A military appeals court in St. Petersburg on May 20 rejected a motion filed by Darya Trepova against the 27-year prison term she was handed in January after she was found guilty for her role in the killing of prominent pro-Kremlin blogger Vladlen Tatarsky, a fervent proponent of Russia's war in Ukraine.
Trepova was convicted of helping carry out "a terrorist act with an organized group that caused intentional death."
While Trepova filed an appeal against the sentence, prosecutors countered by asking the court of appeals to extend Trepova's sentence by one year.
The court decision on May 20 leaves the 27-year prison sentence in place with no change.
Trepova, who pleaded not guilty to the terrorism charge but entered a guilty plea to a charge of document forgery, was arrested after an explosion in a restaurant in St. Petersburg in April 2023, which killed Tatarsky, whose real name was Maksim Fomin. The blast wounded 52 other people.
Tatarsky was talking to people who had previously attended a meeting with him when a woman presented him with a box containing a small bust of him that blew up, killing him, according the Russian media reports.
Trepova, 27, admitted giving Tatarsky the box, but said at the trial that she did not know there was an explosive device inside.
Trepova's co-defendant, Dmitry Kasintsev, in whose apartment Trepova was detained, was sentenced to one year and nine months in a general regime correctional colony.

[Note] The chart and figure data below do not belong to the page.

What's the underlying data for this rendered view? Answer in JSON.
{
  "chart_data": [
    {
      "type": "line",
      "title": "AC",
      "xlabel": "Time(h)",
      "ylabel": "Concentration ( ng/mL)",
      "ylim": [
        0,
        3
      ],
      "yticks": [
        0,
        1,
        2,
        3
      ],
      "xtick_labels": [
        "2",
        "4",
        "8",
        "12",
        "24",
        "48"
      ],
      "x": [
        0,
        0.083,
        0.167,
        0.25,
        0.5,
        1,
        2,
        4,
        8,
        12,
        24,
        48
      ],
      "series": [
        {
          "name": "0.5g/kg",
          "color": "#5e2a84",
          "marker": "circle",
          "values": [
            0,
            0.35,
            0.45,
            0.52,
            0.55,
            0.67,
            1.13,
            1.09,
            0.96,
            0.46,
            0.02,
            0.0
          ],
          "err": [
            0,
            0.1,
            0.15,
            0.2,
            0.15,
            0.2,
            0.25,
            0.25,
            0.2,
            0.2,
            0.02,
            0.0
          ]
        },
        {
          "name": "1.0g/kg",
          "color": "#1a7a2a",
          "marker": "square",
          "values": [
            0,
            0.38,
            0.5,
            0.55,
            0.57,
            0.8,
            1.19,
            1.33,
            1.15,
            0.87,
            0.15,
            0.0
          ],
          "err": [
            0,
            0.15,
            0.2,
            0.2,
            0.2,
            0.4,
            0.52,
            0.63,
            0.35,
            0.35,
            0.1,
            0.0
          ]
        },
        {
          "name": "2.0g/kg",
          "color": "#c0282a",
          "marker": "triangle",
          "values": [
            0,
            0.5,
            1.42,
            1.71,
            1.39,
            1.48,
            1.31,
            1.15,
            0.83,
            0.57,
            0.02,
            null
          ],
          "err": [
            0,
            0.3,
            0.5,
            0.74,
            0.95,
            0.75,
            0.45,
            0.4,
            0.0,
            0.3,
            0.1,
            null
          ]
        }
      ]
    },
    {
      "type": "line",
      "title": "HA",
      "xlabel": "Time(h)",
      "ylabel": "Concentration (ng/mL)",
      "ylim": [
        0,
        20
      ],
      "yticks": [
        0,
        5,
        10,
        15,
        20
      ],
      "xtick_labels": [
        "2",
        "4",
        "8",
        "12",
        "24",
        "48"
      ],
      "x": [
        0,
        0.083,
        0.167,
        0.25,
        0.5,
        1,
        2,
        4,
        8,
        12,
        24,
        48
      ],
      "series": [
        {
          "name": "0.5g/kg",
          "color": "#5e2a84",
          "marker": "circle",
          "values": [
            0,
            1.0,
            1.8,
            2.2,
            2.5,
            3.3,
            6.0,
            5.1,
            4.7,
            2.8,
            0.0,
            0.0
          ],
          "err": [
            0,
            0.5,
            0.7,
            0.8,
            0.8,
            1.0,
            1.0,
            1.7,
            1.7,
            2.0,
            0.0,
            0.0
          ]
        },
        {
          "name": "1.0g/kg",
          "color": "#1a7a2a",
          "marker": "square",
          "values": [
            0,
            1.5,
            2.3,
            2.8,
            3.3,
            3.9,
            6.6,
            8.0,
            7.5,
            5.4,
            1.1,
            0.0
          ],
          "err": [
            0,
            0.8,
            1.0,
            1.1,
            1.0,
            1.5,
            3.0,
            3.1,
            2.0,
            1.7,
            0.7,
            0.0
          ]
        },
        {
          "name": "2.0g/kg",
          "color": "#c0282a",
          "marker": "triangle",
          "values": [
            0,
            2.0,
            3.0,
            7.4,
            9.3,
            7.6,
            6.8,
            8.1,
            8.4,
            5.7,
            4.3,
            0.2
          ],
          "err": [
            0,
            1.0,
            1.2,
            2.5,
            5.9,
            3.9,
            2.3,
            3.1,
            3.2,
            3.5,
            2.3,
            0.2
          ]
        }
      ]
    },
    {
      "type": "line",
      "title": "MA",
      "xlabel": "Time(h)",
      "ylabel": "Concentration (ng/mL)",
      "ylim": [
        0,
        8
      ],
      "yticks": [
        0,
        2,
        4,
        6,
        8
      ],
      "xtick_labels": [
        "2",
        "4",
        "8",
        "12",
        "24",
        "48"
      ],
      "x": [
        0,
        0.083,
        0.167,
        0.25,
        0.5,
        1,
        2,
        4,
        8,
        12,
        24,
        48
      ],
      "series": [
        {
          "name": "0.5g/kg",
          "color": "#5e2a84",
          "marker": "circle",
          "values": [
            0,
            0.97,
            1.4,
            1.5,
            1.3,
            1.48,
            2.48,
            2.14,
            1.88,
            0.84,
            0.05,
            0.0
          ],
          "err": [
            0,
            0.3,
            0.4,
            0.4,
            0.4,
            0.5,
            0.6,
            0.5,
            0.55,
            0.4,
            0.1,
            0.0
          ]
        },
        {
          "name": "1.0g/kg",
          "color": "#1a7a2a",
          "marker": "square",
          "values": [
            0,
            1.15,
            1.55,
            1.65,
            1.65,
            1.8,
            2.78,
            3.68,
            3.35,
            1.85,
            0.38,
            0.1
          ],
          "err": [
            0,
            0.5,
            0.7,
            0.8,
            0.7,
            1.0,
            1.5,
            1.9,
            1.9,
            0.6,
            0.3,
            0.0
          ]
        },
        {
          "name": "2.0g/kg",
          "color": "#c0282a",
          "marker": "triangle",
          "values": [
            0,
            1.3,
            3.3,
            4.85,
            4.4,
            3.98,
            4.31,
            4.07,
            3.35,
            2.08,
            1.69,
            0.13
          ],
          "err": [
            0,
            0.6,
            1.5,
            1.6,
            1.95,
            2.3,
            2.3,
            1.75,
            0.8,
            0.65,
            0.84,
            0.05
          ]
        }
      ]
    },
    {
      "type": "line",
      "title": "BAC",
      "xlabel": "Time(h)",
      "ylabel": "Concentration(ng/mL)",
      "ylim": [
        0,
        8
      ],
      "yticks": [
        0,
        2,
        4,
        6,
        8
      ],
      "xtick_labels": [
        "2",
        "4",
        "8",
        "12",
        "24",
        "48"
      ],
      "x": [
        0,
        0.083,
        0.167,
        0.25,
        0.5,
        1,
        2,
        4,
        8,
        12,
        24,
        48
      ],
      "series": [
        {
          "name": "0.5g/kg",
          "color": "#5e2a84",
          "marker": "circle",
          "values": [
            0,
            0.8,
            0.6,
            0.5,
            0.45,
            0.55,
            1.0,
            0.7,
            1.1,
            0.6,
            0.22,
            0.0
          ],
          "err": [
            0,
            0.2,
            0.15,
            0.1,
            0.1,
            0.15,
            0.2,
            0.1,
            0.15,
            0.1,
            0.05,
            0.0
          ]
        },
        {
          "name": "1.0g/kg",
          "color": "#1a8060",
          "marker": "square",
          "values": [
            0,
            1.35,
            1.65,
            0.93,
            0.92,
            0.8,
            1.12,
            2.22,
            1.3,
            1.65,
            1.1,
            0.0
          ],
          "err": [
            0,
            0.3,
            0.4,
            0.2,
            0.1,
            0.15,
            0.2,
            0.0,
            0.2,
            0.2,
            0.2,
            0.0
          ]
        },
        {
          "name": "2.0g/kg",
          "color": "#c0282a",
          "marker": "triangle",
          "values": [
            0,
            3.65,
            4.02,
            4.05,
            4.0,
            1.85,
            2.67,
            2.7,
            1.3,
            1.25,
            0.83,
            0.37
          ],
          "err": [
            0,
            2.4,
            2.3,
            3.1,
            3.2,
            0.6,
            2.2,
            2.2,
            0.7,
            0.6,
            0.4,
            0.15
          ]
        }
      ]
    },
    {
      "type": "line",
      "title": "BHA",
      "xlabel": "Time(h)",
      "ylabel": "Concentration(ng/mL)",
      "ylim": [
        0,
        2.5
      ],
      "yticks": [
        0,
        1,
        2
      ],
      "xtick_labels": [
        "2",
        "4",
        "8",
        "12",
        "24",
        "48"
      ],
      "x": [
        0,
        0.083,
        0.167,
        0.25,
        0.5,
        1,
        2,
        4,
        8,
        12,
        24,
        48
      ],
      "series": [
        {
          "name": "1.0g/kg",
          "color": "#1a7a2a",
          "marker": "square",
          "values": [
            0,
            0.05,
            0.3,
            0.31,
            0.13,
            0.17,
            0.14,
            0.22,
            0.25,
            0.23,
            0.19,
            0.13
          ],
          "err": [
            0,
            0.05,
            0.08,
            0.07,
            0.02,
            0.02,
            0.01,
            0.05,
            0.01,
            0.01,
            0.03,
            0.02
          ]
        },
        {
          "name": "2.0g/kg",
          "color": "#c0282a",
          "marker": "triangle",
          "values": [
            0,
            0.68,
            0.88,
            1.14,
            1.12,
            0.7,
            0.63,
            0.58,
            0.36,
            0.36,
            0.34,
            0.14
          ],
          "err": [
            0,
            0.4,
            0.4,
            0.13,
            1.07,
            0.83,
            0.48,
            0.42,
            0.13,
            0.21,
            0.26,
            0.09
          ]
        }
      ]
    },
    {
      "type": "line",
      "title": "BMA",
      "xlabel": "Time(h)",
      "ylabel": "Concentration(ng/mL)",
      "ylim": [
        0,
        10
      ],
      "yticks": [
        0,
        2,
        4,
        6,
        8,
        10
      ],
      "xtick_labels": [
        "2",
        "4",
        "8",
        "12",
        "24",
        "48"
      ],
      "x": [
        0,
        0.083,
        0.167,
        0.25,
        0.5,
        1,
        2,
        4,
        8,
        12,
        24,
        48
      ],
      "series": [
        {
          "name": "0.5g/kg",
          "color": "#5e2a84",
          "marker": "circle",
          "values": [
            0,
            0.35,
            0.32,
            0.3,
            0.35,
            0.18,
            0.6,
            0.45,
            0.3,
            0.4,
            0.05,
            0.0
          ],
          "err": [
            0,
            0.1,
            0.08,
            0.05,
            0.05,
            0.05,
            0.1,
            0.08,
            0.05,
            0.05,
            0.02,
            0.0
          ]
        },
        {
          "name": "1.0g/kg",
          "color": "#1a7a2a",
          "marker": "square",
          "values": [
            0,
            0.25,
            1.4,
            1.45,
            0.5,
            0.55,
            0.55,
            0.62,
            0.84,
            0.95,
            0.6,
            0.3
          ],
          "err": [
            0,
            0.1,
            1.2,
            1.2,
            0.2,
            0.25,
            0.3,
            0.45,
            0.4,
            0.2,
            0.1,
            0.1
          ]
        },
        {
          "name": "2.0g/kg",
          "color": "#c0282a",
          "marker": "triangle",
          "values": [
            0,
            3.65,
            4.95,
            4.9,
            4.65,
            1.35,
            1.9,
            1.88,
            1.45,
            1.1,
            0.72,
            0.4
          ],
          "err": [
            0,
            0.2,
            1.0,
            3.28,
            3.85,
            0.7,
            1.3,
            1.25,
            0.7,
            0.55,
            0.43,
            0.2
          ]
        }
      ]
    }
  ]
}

Kasintsev pleaded guilty to the charge of failing to report a crime, but rejected the charge of covering up a crime.
In May last year, Russia's Interior Ministry issued an arrest warrant for Ukrainian citizen Yuriy Denisov, saying that he was suspected of organizing the deadly attack.
Russia's Federal Security Service (FSB) said at the time that Denisov and Trepova had decided to assassinate Tatarsky.
The Ukrainian-born Tatarsky was known for his support of Russia's ongoing invasion of Ukraine launched in February 2022 and Russia-backed separatists in Ukraine's eastern Donbas region.